Controlling Physical Attributes in GAN-Accelerated Simulation of Electromagnetic Calorimeters

TL;DR

This paper presents a GAN-based method for simulating electromagnetic calorimeters that incorporates physical attribute control, improving the conditioning and accuracy of particle shower generation in high-energy physics simulations.

Contribution

Introduces an auxiliary training task for GANs to enable attribute-aware conditioning in electromagnetic calorimeter simulations, enhancing physical fidelity.

Findings

Effective attribute conditioning in GAN-generated particle showers

Improved simulation speed over traditional methods

Potential for more accurate physics modeling

Abstract

High-precision modeling of subatomic particle interactions is critical for many fields within the physical sciences, such as nuclear physics and high energy particle physics.
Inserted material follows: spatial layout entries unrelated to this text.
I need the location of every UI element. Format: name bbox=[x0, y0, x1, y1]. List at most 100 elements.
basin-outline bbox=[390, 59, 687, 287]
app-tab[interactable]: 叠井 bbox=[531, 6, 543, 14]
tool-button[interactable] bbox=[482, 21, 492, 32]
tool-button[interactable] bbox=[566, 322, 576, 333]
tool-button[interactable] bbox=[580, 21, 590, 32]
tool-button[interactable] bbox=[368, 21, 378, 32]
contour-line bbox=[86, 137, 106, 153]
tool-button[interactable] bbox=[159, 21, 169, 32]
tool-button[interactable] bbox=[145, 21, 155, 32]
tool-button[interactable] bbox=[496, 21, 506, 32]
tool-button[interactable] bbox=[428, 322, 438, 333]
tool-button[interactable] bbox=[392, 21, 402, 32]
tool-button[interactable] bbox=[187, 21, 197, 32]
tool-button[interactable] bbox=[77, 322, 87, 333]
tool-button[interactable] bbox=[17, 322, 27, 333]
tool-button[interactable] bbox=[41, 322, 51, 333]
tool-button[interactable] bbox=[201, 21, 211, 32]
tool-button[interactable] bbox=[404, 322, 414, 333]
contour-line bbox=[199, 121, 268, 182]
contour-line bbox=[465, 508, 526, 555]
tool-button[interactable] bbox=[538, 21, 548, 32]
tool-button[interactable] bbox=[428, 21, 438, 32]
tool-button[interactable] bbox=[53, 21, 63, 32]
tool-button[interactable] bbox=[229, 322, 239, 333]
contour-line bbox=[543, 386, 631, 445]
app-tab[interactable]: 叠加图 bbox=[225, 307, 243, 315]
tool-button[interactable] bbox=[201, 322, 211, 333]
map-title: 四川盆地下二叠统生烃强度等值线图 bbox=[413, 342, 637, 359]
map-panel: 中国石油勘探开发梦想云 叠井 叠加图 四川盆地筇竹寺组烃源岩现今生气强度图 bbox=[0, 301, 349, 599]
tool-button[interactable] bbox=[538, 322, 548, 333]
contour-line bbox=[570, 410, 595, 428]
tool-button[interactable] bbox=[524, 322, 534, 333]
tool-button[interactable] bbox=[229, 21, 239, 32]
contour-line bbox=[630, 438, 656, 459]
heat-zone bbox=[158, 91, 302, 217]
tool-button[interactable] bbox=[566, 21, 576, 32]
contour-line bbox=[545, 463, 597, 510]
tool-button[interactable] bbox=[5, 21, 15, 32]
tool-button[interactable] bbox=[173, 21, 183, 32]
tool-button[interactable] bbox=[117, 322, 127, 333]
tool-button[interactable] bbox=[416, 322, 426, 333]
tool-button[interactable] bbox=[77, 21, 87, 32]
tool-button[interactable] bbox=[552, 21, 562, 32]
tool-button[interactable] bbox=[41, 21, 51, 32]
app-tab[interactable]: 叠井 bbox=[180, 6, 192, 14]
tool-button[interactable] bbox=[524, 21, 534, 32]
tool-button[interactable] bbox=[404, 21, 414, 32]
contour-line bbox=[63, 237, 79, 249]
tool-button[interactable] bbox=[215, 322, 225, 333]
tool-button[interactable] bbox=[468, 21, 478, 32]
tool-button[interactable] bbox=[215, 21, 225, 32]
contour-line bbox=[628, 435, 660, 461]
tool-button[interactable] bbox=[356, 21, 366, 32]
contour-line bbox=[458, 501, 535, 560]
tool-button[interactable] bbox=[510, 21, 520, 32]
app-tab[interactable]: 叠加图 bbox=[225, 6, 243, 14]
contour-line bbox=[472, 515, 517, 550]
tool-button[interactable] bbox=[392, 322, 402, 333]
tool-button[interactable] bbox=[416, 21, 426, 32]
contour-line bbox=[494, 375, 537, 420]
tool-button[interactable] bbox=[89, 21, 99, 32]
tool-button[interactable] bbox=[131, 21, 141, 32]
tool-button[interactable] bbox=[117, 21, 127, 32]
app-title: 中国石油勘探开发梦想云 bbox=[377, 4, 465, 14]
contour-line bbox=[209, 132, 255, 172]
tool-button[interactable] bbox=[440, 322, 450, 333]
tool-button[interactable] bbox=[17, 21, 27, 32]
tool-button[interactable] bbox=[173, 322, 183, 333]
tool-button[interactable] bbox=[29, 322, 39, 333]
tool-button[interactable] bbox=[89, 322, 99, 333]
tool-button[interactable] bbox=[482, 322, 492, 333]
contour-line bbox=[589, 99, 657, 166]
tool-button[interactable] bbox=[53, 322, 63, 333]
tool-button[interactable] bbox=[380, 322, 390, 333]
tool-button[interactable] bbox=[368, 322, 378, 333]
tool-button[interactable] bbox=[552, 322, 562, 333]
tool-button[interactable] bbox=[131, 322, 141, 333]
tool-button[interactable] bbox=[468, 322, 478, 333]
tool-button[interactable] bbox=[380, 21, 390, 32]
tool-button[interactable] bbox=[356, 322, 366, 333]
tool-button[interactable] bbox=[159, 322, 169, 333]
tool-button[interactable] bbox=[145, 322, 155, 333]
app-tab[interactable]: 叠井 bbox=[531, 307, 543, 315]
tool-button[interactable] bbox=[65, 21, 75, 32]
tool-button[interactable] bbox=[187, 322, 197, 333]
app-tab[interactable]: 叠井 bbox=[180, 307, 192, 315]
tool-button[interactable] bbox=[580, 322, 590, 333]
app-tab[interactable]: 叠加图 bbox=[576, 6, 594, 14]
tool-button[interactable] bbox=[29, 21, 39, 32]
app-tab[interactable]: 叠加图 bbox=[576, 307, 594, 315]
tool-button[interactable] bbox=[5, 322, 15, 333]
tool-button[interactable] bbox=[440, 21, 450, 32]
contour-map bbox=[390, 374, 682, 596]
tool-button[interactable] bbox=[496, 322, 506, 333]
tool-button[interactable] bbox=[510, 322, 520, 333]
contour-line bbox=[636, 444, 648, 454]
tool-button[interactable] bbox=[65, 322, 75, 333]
Most simulation pipelines in the sciences are computationally intensive -- in a variety of scientific fields, Generative Adversarial Networks have been suggested as a solution to speed up the forward component of simulation, with promising results. An important component of any simulation system for the sciences is the ability to condition on any number of physically meaningful latent characteristics that can effect the forward generation procedure. We introduce an auxiliary task to the training of a Generative Adversarial Network on particle showers in a multi-layer electromagnetic calorimeter, which allows our model to learn an attribute-aware conditioning mechanism.